In 2010, ‘Chelsea Grin’ guitar tech Alex Lyman and ‘Becoming Everest’ vocalist Garrett Garfield recorded a track together titled ‘You’re Not Alone’. Upon being shown the track, infamous ‘Chelsea Grin’ frontman Alex Koehler was asked to contribute screamed vocals to counter Garfield’s cleans. Thus, ‘Hearts & Hands' was born, essentially as a Chelsea Grin side project. The band released an average self-titled EP in 2012, and Koehler promptly left to focus on ‘Chelsea Grin’. Flash forward to fall 2013, the Koehler-less ‘Hearts & Hands’ continue on and quietly release their debut full-length album ‘My Own Machine’ on Artery Recordings with the goal of combining metal, pop and electronic elements into an eclectic and original mix.
The album opens with an electronic and piano heavy introduction. Faint voices proclaim that they are “the chosen ones” repeatedly. Within seconds, the listener will take note of the excellent production and mixing, as is the standard for most of Artery Recording’s newest releases. The intro fades seamlessly into the albums’ strongest and opening track “The Chosen Ones”. Garrett Garfield delivers his lines with incredible range, strength and precision. Again, taking notice of the great production, Garfield’s vocals are double-layered where it’s appropriate to be, and they stand alone where they need to. Not having a screamer present to steal Garrett’s spotlight anymore only benefits the listener.
Garfield's lyrics are great, although a bit repetitive and unoriginal at a few points during the span of the album’s 42 minute runtime.
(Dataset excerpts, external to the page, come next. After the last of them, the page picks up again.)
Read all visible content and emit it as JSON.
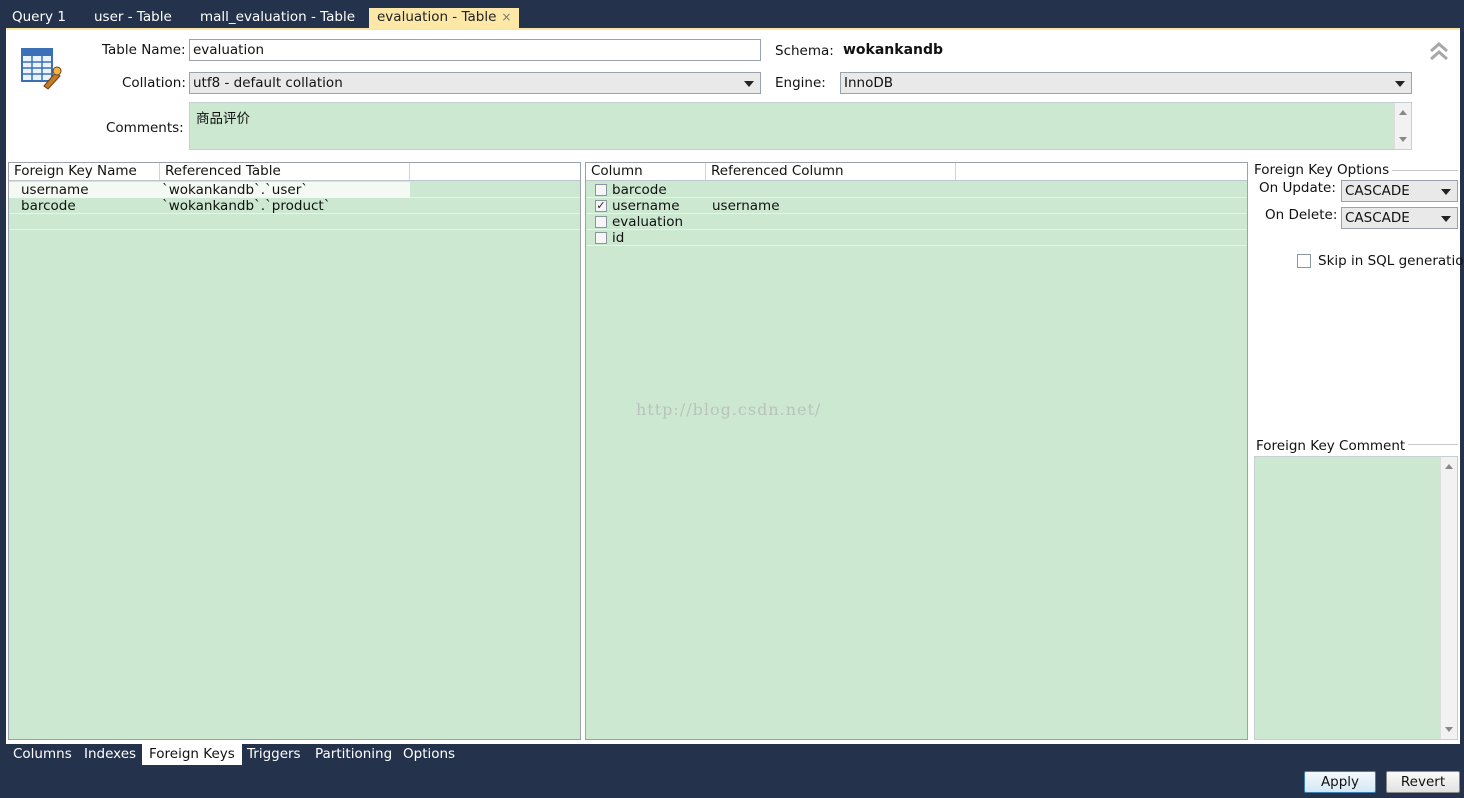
{
  "top_tabs": [
    {
      "label": "Query 1"
    },
    {
      "label": "user - Table"
    },
    {
      "label": "mall_evaluation - Table"
    },
    {
      "label": "evaluation - Table",
      "close": "×"
    }
  ],
  "form": {
    "table_name_label": "Table Name:",
    "table_name_value": "evaluation",
    "schema_label": "Schema:",
    "schema_value": "wokankandb",
    "collation_label": "Collation:",
    "collation_value": "utf8 - default collation",
    "engine_label": "Engine:",
    "engine_value": "InnoDB",
    "comments_label": "Comments:",
    "comments_value": "商品评价"
  },
  "fk_table": {
    "headers": [
      "Foreign Key Name",
      "Referenced Table"
    ],
    "rows": [
      {
        "name": "username",
        "ref": "`wokankandb`.`user`"
      },
      {
        "name": "barcode",
        "ref": "`wokankandb`.`product`"
      }
    ]
  },
  "column_table": {
    "headers": [
      "Column",
      "Referenced Column"
    ],
    "rows": [
      {
        "column": "barcode",
        "checked": false,
        "ref": ""
      },
      {
        "column": "username",
        "checked": true,
        "ref": "username",
        "mark": "✓"
      },
      {
        "column": "evaluation",
        "checked": false,
        "ref": ""
      },
      {
        "column": "id",
        "checked": false,
        "ref": ""
      }
    ]
  },
  "watermark": "http://blog.csdn.net/",
  "fk_options": {
    "title": "Foreign Key Options",
    "on_update_label": "On Update:",
    "on_update_value": "CASCADE",
    "on_delete_label": "On Delete:",
    "on_delete_value": "CASCADE",
    "skip_label": "Skip in SQL generation",
    "skip_checked": false,
    "comment_title": "Foreign Key Comment"
  },
  "bottom_tabs": [
    {
      "label": "Columns"
    },
    {
      "label": "Indexes"
    },
    {
      "label": "Foreign Keys",
      "active": true
    },
    {
      "label": "Triggers"
    },
    {
      "label": "Partitioning"
    },
    {
      "label": "Options"
    }
  ],
  "buttons": {
    "apply": "Apply",
    "revert": "Revert"
  },
  "colors": {
    "accent_tab": "#fde8a8",
    "grid_green": "#cce8d0",
    "chrome": "#24324b"
  }
}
Dealing with typical subjects such as women, love, and suicide, the lyrical content of ‘My Own Machine’ is mostly fantastic, but sometimes hit-or-miss. Whereas a great line such as “So quit running all your life trying to leave your past behind / realize your future won’t have time to care about the shadows and the demons you left behind” will stick with the listener, lines that they’ve heard a thousand times over like the repeated “Breathe and close your eyes / so take your chances before you die” and “We are the chosen / we are the chosen ones” may go in one ear and out the other. While a few lyrics lack in originality, they’re all very appropriate for the style of music complementing them. There’s nothing that groundbreaking or deep to be found here lyrically, it’s Garfield’s performance on ‘My Own Machine’ that is the highlight.
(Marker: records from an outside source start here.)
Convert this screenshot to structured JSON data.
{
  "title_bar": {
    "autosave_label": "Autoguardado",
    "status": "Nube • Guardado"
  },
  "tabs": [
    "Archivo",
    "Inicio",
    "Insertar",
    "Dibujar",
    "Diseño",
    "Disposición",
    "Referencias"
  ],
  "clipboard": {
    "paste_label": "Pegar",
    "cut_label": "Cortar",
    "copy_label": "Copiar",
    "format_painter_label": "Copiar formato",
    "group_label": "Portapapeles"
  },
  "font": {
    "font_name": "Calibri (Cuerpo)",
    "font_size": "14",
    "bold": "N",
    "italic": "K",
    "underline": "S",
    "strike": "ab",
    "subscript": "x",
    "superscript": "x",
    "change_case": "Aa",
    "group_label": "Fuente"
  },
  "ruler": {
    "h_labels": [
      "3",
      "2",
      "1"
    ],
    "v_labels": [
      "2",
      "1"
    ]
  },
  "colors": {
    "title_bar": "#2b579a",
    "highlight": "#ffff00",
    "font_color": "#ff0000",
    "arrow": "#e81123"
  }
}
In the beginning of the album’s third track ‘Close Your Eyes’, drummer Chris Suitt treats the listener by playing very tightly and proficiently alongside Lyman’s soaring guitar work. The drums on this song and the release as a whole are close to perfect. They are subdued where the music calls for them to be, and fast and energetic where they can be. They lie within a very happy medium; not too high in the overall mix, and not too low either. The bass drum packs a powerful enough punch (or kick) to be heard, but not too much to sound over-produced, fake, or clicky; something founding member Alex Koehler’s band so often falls victim to.
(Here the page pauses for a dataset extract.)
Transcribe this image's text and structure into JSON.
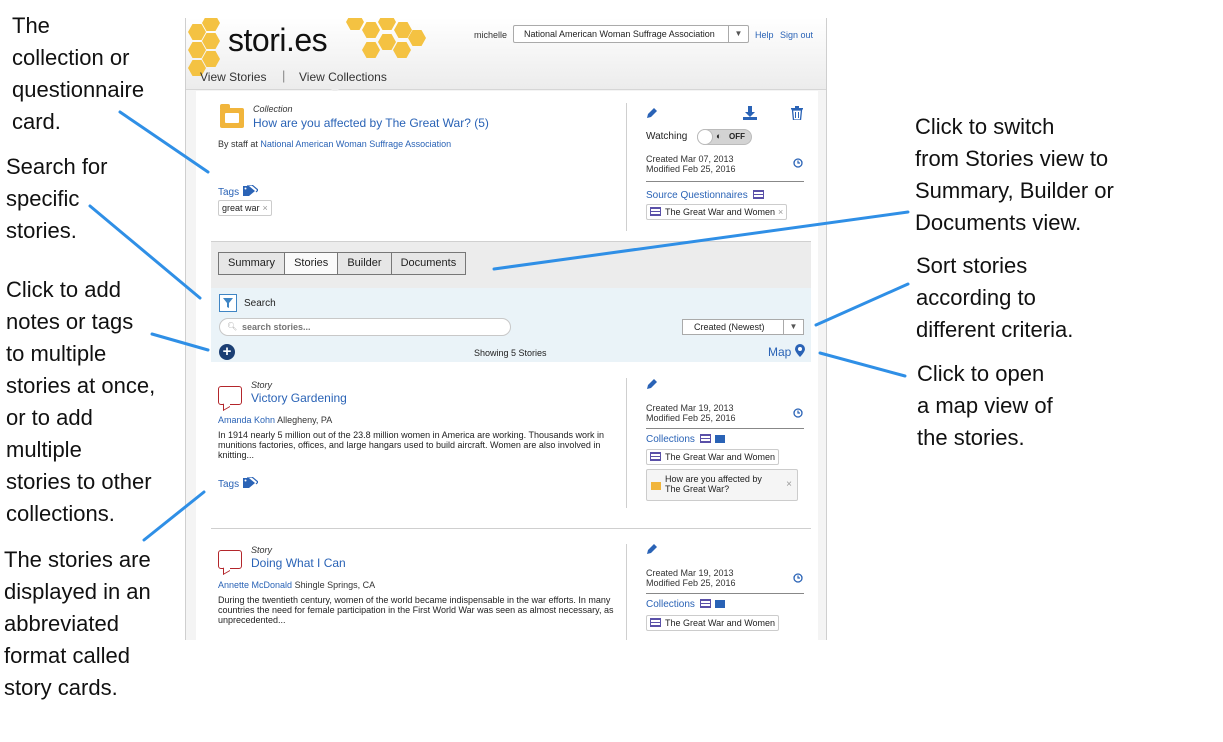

Speaking of which, Alex Lyman must have had a very nice release from the constant chugs of ‘Chelsea Grin’ when recording ‘My Own Machine’. His performance on this record mostly consists of soloing and noodling in the higher register of the guitar almost the whole song, rather than the streams of constant 0’s and 1’s he’s so familiar in dealing with. The album isn’t completely devoid of chugs, however. Rhythm guitarist Chris Kim delivers his fair share of them, however they work very well and only complement Lyman’s higher, cleaner notes with lower, distorted ones. Both guitars have great tones; Lyman’s lead is crisp and buttery and Kim’s rhythm is heavy with a great muddiness to it. Lyman’s aforementioned noodling throughout entire songs might sound unpleasant when described in words, but in practice, it’s actually very appropriate and sounds fantastic. Fletcher Howell’s bass doesn't announce itself in the mix, but if you look for it, you’ll find it adds serious depth to the wonderfully produced mix of ‘My Own Machine’.
Overall, ‘My Own Machine’ is a very solid and horribly underrated release by a band most may only know as “Alex Koehler’s side project”. ‘My Own Machine’s rock solid production, tight, expert drums, great lyrics, and fitting guitar work propel this album to be one of Artery’s better releases by one of their better bands.